Esta distração não é acidental; é intencional. Reforça uma narrativa que mina e diminui o lugar legítimo das mulheres no desporto, atrasando o reconhecimento de que são plenamente capazes de desempenhar as suas funções. A misoginia, em todas as suas formas, não é apenas um fardo pessoal; é uma estrutura sistémica concebida para travar o progresso, diluir o poder e manter as mulheres a defender a sua própria existência, em vez de lhes permitir avançar com base no mérito do seu trabalho.

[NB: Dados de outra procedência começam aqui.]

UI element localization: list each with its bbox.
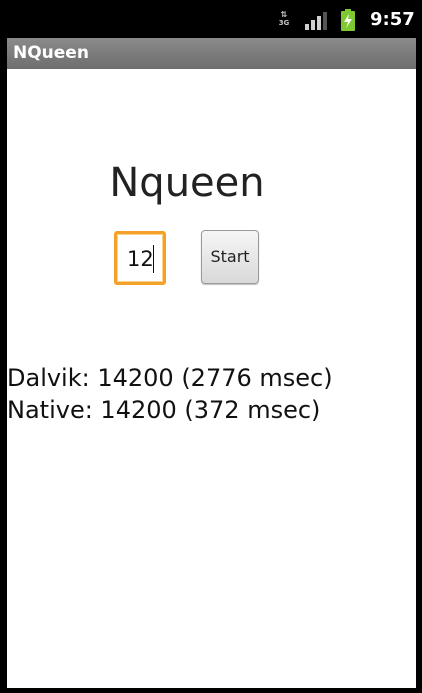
main-content: Nqueen 12 Start Dalvik: 14200 (2776 msec… — [7, 69, 416, 688]
network-3g-icon: ⇅ 3G — [278, 10, 290, 28]
status-bar: ⇅ 3G 9:57 — [0, 0, 422, 38]
battery-charging-icon — [341, 9, 355, 31]
board-size-value: 12 — [127, 247, 154, 271]
app-title: NQueen — [13, 43, 89, 63]
dalvik-result: Dalvik: 14200 (2776 msec) — [7, 364, 333, 392]
screen-bottom-edge — [0, 688, 422, 693]
start-button[interactable]: Start — [201, 230, 259, 284]
signal-strength-icon — [305, 12, 327, 30]
status-time: 9:57 — [370, 9, 415, 30]
app-title-bar: NQueen — [7, 38, 416, 69]
text-cursor — [153, 245, 154, 273]
board-size-input[interactable]: 12 — [114, 231, 166, 285]
page-heading: Nqueen — [109, 160, 265, 206]
native-result: Native: 14200 (372 msec) — [7, 396, 321, 424]
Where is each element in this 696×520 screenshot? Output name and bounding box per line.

Rooks abordou esta dinâmica em um podcast recente com Lou Williams e Spank Horton. Ela foi forçada a afirmar que, apesar da atenção sexualizada que recebe, a sua aparência não influenciou o seu trabalho – uma declaração motivada por repetidas sugestões de que ela consegue as “melhores entrevistas” com jogadores da NBA devido ao seu “belo privilégio”.
Rooks revidou. “Minimizar a habilidade, as capacidades ou o talento de alguém ao ponto de que talvez pareçam bons para você é um péssimo serviço a todo o trabalho que eles realizaram”, disse Rooks. “E pensar que tudo o que é preciso para estar neste espaço é ser atraente também é incrivelmente desrespeitoso.”
Rooks foi indicada ao Emmy, apresentou cobertura nacional da NFL e trabalhou como apresentadora de estúdio no Amazon Prime, conquistas que ela construiu em uma carreira que começou quando ela tinha 18 anos. Quinze anos depois, ela ainda luta contra a suposição de que sua aparência ditou seu sucesso, forçando-a a defender sua legitimidade.
“O que eu sempre digo a mim mesma é: as pessoas acham que sou tão boa no trabalho, você tem que pensar que estou trapaceando – tipo, ah, ela só consegue fazer isso porque é bonita”, disse ela no podcast.
A luta de Rooks com a legitimidade é uma que Miller também deve enfrentar. Embora seções da Web tenham debatido sua aparência, ela guiou um programa anteriormente derrotado de volta ao torneio da NCAA – uma conquista que merece a mesma energia viral que o mundo deu à sua aparência. E, no entanto, a cobertura desse feito não está se tornando tão viral quanto os vídeos que a cobiçaram e diminuíram sua habilidade.